Amphitrichia cebuana

Scientific classification
- Kingdom: Animalia
- Phylum: Arthropoda
- Clade: Pancrustacea
- Class: Insecta
- Order: Coleoptera
- Suborder: Polyphaga
- Infraorder: Scarabaeiformia
- Family: Scarabaeidae
- Genus: Amphitrichia
- Species: A. cebuana
- Binomial name: Amphitrichia cebuana (Itoh, 2003)
- Synonyms: Holotrichia cebuana Itoh, 2003;

= Amphitrichia cebuana =

- Genus: Amphitrichia
- Species: cebuana
- Authority: (Itoh, 2003)
- Synonyms: Holotrichia cebuana Itoh, 2003

Species of beetle

Amphitrichia cebuana is a species of beetle of the family Scarabaeidae.
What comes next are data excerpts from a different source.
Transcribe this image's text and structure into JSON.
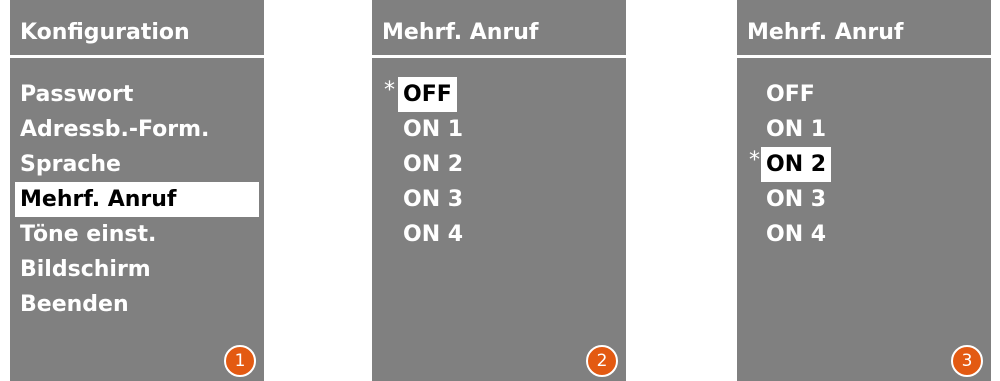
{
  "panels": [
    {
      "title": "Konfiguration",
      "items": [
        "Passwort",
        "Adressb.-Form.",
        "Sprache",
        "Mehrf. Anruf",
        "Töne einst.",
        "Bildschirm",
        "Beenden"
      ],
      "selected_index": 3,
      "marked_index": -1,
      "step": "1"
    },
    {
      "title": "Mehrf. Anruf",
      "items": [
        "OFF",
        "ON 1",
        "ON 2",
        "ON 3",
        "ON 4"
      ],
      "selected_index": 0,
      "marked_index": 0,
      "step": "2"
    },
    {
      "title": "Mehrf. Anruf",
      "items": [
        "OFF",
        "ON 1",
        "ON 2",
        "ON 3",
        "ON 4"
      ],
      "selected_index": 2,
      "marked_index": 2,
      "step": "3"
    }
  ],
  "marker_symbol": "*",
  "colors": {
    "screen_bg": "#808080",
    "text": "#ffffff",
    "highlight_bg": "#ffffff",
    "highlight_text": "#000000",
    "step_badge": "#e35a12"
  }
}
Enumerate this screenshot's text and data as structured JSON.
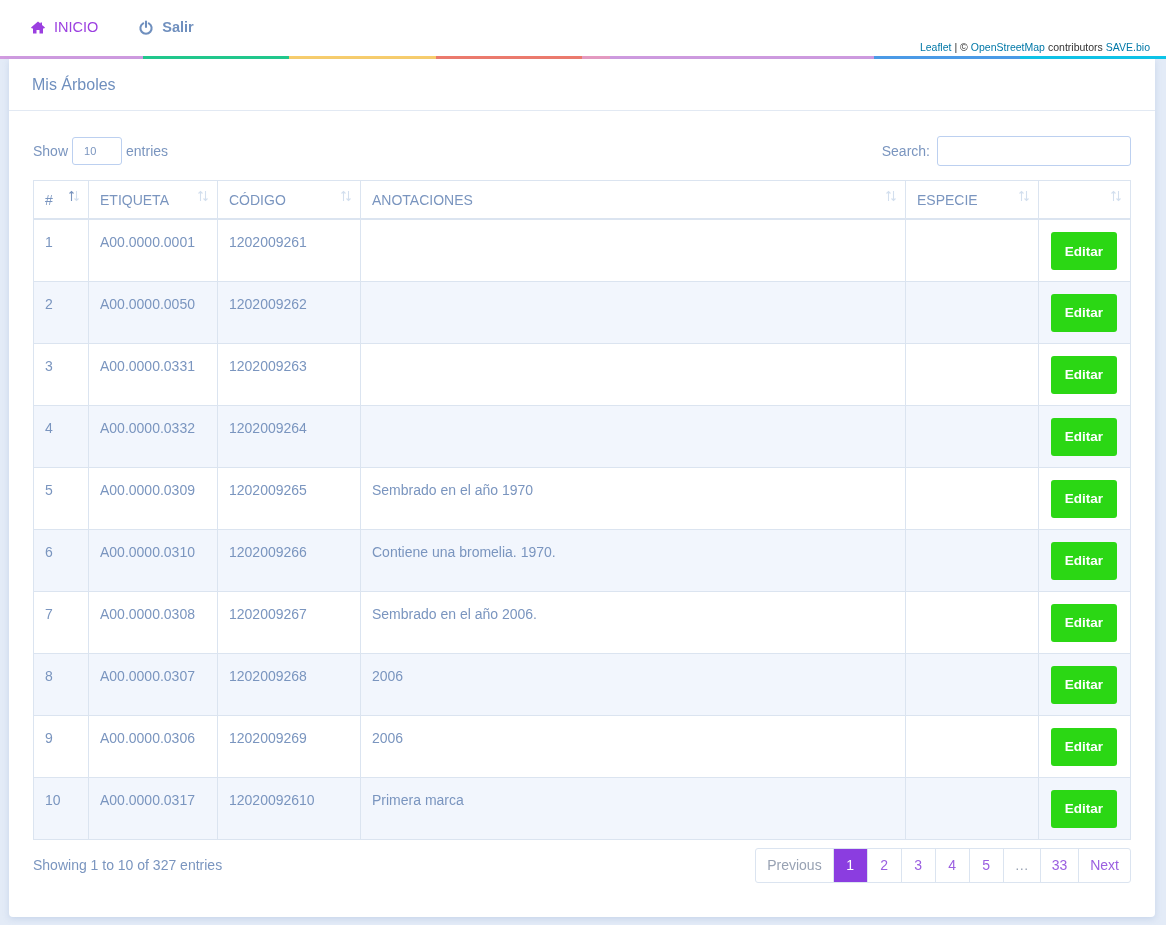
{
  "nav": [
    {
      "label": "INICIO",
      "selected": true
    },
    {
      "label": "Salir",
      "selected": false
    }
  ],
  "attribution": [
    {
      "kind": "link",
      "text": "Leaflet"
    },
    {
      "kind": "text",
      "text": "| ©"
    },
    {
      "kind": "link",
      "text": "OpenStreetMap"
    },
    {
      "kind": "text",
      "text": "contributors"
    },
    {
      "kind": "link",
      "text": "SAVE.bio"
    }
  ],
  "card": {
    "title": "Mis Árboles"
  },
  "length": {
    "label_before": "Show",
    "value": "10",
    "label_after": "entries"
  },
  "search": {
    "label": "Search:"
  },
  "table": {
    "columns": [
      {
        "label": "#",
        "sorted": true
      },
      {
        "label": "ETIQUETA",
        "sorted": false
      },
      {
        "label": "CÓDIGO",
        "sorted": false
      },
      {
        "label": "ANOTACIONES",
        "sorted": false
      },
      {
        "label": "ESPECIE",
        "sorted": false
      },
      {
        "sorted": false
      }
    ],
    "rows": [
      {
        "num": "1",
        "etiqueta": "A00.0000.0001",
        "codigo": "1202009261",
        "action": "Editar"
      },
      {
        "num": "2",
        "etiqueta": "A00.0000.0050",
        "codigo": "1202009262",
        "action": "Editar"
      },
      {
        "num": "3",
        "etiqueta": "A00.0000.0331",
        "codigo": "1202009263",
        "action": "Editar"
      },
      {
        "num": "4",
        "etiqueta": "A00.0000.0332",
        "codigo": "1202009264",
        "action": "Editar"
      },
      {
        "num": "5",
        "etiqueta": "A00.0000.0309",
        "codigo": "1202009265",
        "anotaciones": "Sembrado en el año 1970",
        "action": "Editar"
      },
      {
        "num": "6",
        "etiqueta": "A00.0000.0310",
        "codigo": "1202009266",
        "anotaciones": "Contiene una bromelia. 1970.",
        "action": "Editar"
      },
      {
        "num": "7",
        "etiqueta": "A00.0000.0308",
        "codigo": "1202009267",
        "anotaciones": "Sembrado en el año 2006.",
        "action": "Editar"
      },
      {
        "num": "8",
        "etiqueta": "A00.0000.0307",
        "codigo": "1202009268",
        "anotaciones": "2006",
        "action": "Editar"
      },
      {
        "num": "9",
        "etiqueta": "A00.0000.0306",
        "codigo": "1202009269",
        "anotaciones": "2006",
        "action": "Editar"
      },
      {
        "num": "10",
        "etiqueta": "A00.0000.0317",
        "codigo": "12020092610",
        "anotaciones": "Primera marca",
        "action": "Editar"
      }
    ]
  },
  "info": "Showing 1 to 10 of 327 entries",
  "pagination": [
    {
      "label": "Previous",
      "disabled": true,
      "selected": false
    },
    {
      "label": "1",
      "disabled": false,
      "selected": true
    },
    {
      "label": "2",
      "disabled": false,
      "selected": false
    },
    {
      "label": "3",
      "disabled": false,
      "selected": false
    },
    {
      "label": "4",
      "disabled": false,
      "selected": false
    },
    {
      "label": "5",
      "disabled": false,
      "selected": false
    },
    {
      "label": "…",
      "disabled": true,
      "selected": false
    },
    {
      "label": "33",
      "disabled": false,
      "selected": false
    },
    {
      "label": "Next",
      "disabled": false,
      "selected": false
    }
  ]
}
It is found in the Philippines (Cebu).

== Description ==
Adults reach a length of about 20.5–22.7 mm. The head, pronotum (except for lateral portions) and scutellum are dark blackish brown, while the antennae, lateral portions of the pronotum, elytra and pygidium are dark brown with a faint reddish tinge. The legs and most of the ventral surface are dark yellowish brown to lighter yellowish brown.